Hipnosis (Ernst De Geer)

Imitando mal

Las dos Palmas de Oro —sobre todo la última— con las que el Festival de Cannes ha regado el ego de Ruben Östlund en los últimos años han propiciado que unos cuantos directores hayan decidido construir sus obras desde la certeza de que la aproximación ética y estética a las cintas del sueco les asegura, ya de por sí y de forma aislada, un distintivo que confirma su calidad. Priman en estos meses comedias en las que el realizador se sitúa por encima de sus personajes para observarles con superioridad y reírse de ellos después, claro está, de haberlos humillado durante un buen número de secuencias; todo ello filmado con grandes —y aleatorios— planos generales que, o bien buscan transmitir una frialdad escénica que luego no se ve prolongada, o bien, encuadrándoles desde fuera de la estancia en la que se encuentran, sugieren que la mirada que los observa es eminentemente entomológica. Estos rasgos de estilo pueden hallarse en determinados momentos de Hipnosis, el debut en el largometraje de Ernst De Geer, que fue premiado por partida triple en el Festival de Karlovy Vary.

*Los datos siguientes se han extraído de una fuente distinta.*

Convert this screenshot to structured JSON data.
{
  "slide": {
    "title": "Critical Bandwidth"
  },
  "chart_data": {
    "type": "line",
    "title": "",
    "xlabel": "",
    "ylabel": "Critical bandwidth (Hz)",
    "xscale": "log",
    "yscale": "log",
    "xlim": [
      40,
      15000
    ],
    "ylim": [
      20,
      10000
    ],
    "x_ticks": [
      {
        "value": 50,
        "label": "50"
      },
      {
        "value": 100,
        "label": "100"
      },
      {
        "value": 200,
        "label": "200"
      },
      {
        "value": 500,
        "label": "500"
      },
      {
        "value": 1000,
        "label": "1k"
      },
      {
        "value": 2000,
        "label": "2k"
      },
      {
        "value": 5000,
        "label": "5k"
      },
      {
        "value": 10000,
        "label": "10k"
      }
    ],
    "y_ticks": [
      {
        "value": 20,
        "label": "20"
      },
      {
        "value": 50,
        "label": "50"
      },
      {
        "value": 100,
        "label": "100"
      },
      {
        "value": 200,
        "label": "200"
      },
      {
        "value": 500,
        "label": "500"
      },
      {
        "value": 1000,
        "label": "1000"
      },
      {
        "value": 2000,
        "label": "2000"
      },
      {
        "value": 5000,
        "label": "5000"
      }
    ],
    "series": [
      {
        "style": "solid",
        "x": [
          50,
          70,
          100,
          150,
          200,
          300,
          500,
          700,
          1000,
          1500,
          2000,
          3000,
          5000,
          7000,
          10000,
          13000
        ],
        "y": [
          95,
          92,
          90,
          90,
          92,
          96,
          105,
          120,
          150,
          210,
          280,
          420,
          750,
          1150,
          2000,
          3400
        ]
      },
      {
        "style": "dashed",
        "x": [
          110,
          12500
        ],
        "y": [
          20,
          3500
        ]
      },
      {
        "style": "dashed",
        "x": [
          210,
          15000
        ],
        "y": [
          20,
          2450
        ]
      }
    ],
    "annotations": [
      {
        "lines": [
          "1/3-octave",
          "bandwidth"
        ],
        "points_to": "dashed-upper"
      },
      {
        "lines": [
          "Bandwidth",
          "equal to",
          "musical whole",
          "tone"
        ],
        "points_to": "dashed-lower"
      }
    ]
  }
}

Los dos primeros planos ya anuncian uno de los temas sobre los que va a orbitar la película: las dinámicas tóxicas de dominación que ejercen de cimientos de la relación de los protagonistas, unos emprendedores ostentosos y clasistas que van a presentar la ‹app› que han diseñado a un concurso de ‹pitching›. Vera aparece delante de una pared roja ensayando el monólogo con el que pretenden iniciar la presentación; André está delante de un fondo blanco y, pese a la precisión milimétrica con la que su socia y pareja ha recitado su discurso, le pone pegas infundadas, hiriendo poco a poco su seguridad y confianza. Los colores ya auguran la mecánica de violencia, escondida bajo la pulcritud de una sonrisa impostada, con la que el personaje interpretado por Herbert Nordrum —premio a Mejor interpretación en el festival arriba mencionado— va a coaccionar, oprimir y dañar al de Asta Kamma August.

La primera media hora de metraje está dedicada a rastrear los pequeños gestos, puntas de un iceberg casi inabarcable, que denotan el sufrimiento que arde detrás del silencio de la protagonista, siempre subordinada a los deseos de los demás —novio, madre—. El realizador diseña una puesta en escena muy medida, pero con tendencia al subrayado, a través de la cual aísla la mirada, la boca, las manos o la parte del cuerpo con la que el personaje, de forma sutil, casi imperceptible desde un plano general, muestra la incomodidad y desasosiego que le produce la represión a la que la someten. El espacio en el que sucede la acción, los demás actores y los elementos restantes que pueblan la imagen terminan condenados a un desenfoque total que es, también, metáfora de la soledad con la que combate Vera.

El problema es que a medida que el metraje va avanzando, la puesta en escena se va desdibujando, sus fallos se pierden, pero sus aciertos también; y la reflexión sobre la opresión y el machismo en el ámbito de la pareja se ve sustituida por un intento, por parte de De Geer, de dinamitar las convenciones sociales para observar qué sucede cuando un elemento incontrolable irrumpe en el centro de una velada burguesa. Si bien es cierto que este cambio de estilo beneficia al retrato que la cinta hace de André, cuyo verdadero rostro —trepa, hipócrita, manipulador, machista y dispuesto a hacer cualquier cosa para alcanzar el éxito— queda expuesto de forma traslúcida, Vera termina convertida en una desagradable bromista que nada busca salvo molestar a todos aquellos que la rodean. La sombra de Haneke —ídolo de Östlund— sobrevuela las imágenes, pero en lo que su cine era una incomodidad casi insoportable con la que se buscaba dejar al descubierto los egoísmos, mentiras, corrupciones e insensibilidades de una burguesía podrida, aquí es un recurrente y cansino gag cuyo propósito nunca llega a quedar claro. Es decir, Hipnosis tiene exactamente los mismos vicios que El triángulo de la tristeza: la brocha gorda y la necesidad de epatar con chistes no muy bien hilados echan por tierra el aparato discursivo que tan bien había sido planteado al inicio.